I don’t understand how precisely an unlosing agent is supposed to work, but either it is equivalent to some expected utility maximizer, or it violates at least one of the VNM axioms. Which of these do you expect to be the case? If it is equivalent to some expected utility maximizer, then what do you get by formulating it as an unlosing agent instead? If it violates the VNM axioms, then isn’t that a good reason not to be an unlosing agent?
One thing that is clear is that if you faced that decision 3^^^^3 times, each decision independent from the others… then you should pay each time.
If you face that decision 3^^^^3 times and attempt to pay every time, you will almost instantly run out of money and find it physically impossible to pay every time. Unless you start out with $5*3^^^^3, in which case the marginal value of $5 to you is probably so trivially low that it makes sense to pay the mugger even in a one-shot Pascal’s mugger. I don’t see how the repitition changes anything.
… this would be an expected utility maximiser with a utility that’s unbounded....
There is literally no such thing as an expected utility maximiser with unbounded utility. It’s mathematically impossible. If your utility is unbounded, then there exist lotteries with infinite expected utility, and then you need some way of comparing series and picking a “bigger” one even though neither one of them converges. If you do that, that makes you something other than an expected utility maximiser, since the expected utility of such lotteries is simply “undefined”. This basically comes down to the fact from functional analysis that continuous linear maps on a Banach space are bounded. I have gone over this before, and am disappointed that people are still trying to defend them. It’s like saying that it is foolish to ride a horse because unicorns are more awesome, so you should ride one of those instead.
If there is more than one utility function that it could end up maximizing, then it is not an expected utility maximizer, because any particular utility function is better maximized by maximizing it directly than by possibly maximizing some other utility function depending on certain circumstances. As an example, suppose you could end up using one of two utility functions: u and v, there are three possible outcomes: X, Y, and Z, and u(X)>u(Y) while v(X)<v(Y). Consider two possible circumstances:
1) You get to choose between X and Y.
2) You get to choose between the lotteries .5X+.5Z and .5Y+.5Z.
If you would end up using u if (1) happens but end up using v if (2) happens, then you violate the independence axiom.
Relate this to value loading. If the programmer says cake, you value cake; if they say death, you value death. You could see this as choosing between two utilities, or you could see it as having a single utility function where “what the programmer says” strongly distinguishes between otherwise identical universes.
I don’t understand how precisely an unlosing agent is supposed to work, but either it is equivalent to some expected utility maximizer, or it violates at least one of the VNM axioms. Which of these do you expect to be the case? If it is equivalent to some expected utility maximizer, then what do you get by formulating it as an unlosing agent instead? If it violates the VNM axioms, then isn’t that a good reason not to be an unlosing agent?
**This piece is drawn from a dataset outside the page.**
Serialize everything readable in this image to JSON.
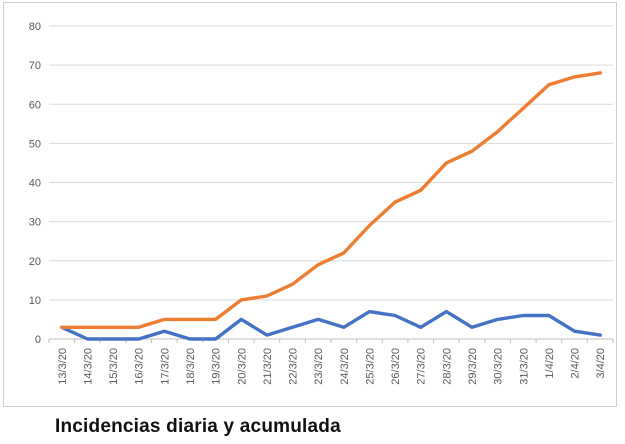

If you face that decision 3^^^^3 times and attempt to pay every time, you will almost instantly run out of money and find it physically impossible to pay every time. Unless you start out with $5*3^^^^3, in which case the marginal value of $5 to you is probably so trivially low that it makes sense to pay the mugger even in a one-shot Pascal’s mugger. I don’t see how the repitition changes anything.
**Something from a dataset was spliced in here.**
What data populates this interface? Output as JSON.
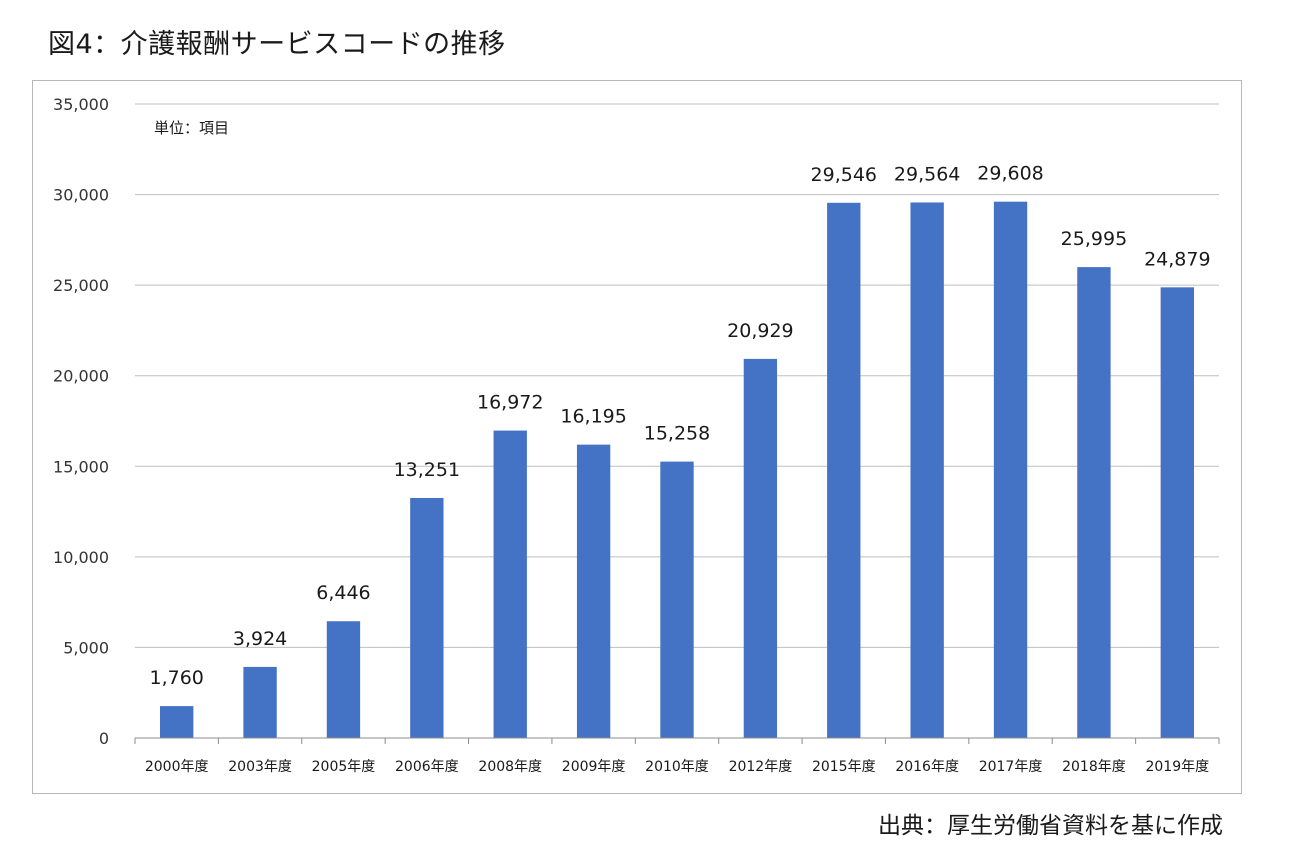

There is literally no such thing as an expected utility maximiser with unbounded utility. It’s mathematically impossible. If your utility is unbounded, then there exist lotteries with infinite expected utility, and then you need some way of comparing series and picking a “bigger” one even though neither one of them converges. If you do that, that makes you something other than an expected utility maximiser, since the expected utility of such lotteries is simply “undefined”. This basically comes down to the fact from functional analysis that continuous linear maps on a Banach space are bounded. I have gone over this before, and am disappointed that people are still trying to defend them. It’s like saying that it is foolish to ride a horse because unicorns are more awesome, so you should ride one of those instead.
It’s equivalent to an expected utility maximiser, but the utility function that it maximises is not determined ahead of time.
If there is more than one utility function that it could end up maximizing, then it is not an expected utility maximizer, because any particular utility function is better maximized by maximizing it directly than by possibly maximizing some other utility function depending on certain circumstances. As an example, suppose you could end up using one of two utility functions: u and v, there are three possible outcomes: X, Y, and Z, and u(X)>u(Y) while v(X)<v(Y). Consider two possible circumstances: 1) You get to choose between X and Y. 2) You get to choose between the lotteries .5X+.5Z and .5Y+.5Z.
If you would end up using u if (1) happens but end up using v if (2) happens, then you violate the independence axiom.
Here’s a better proof of the existence of unlosing agents: http://lesswrong.com/r/discussion/lw/knv/model_of_unlosing_agents/
Relate this to value loading. If the programmer says cake, you value cake; if they say death, you value death. You could see this as choosing between two utilities, or you could see it as having a single utility function where “what the programmer says” strongly distinguishes between otherwise identical universes.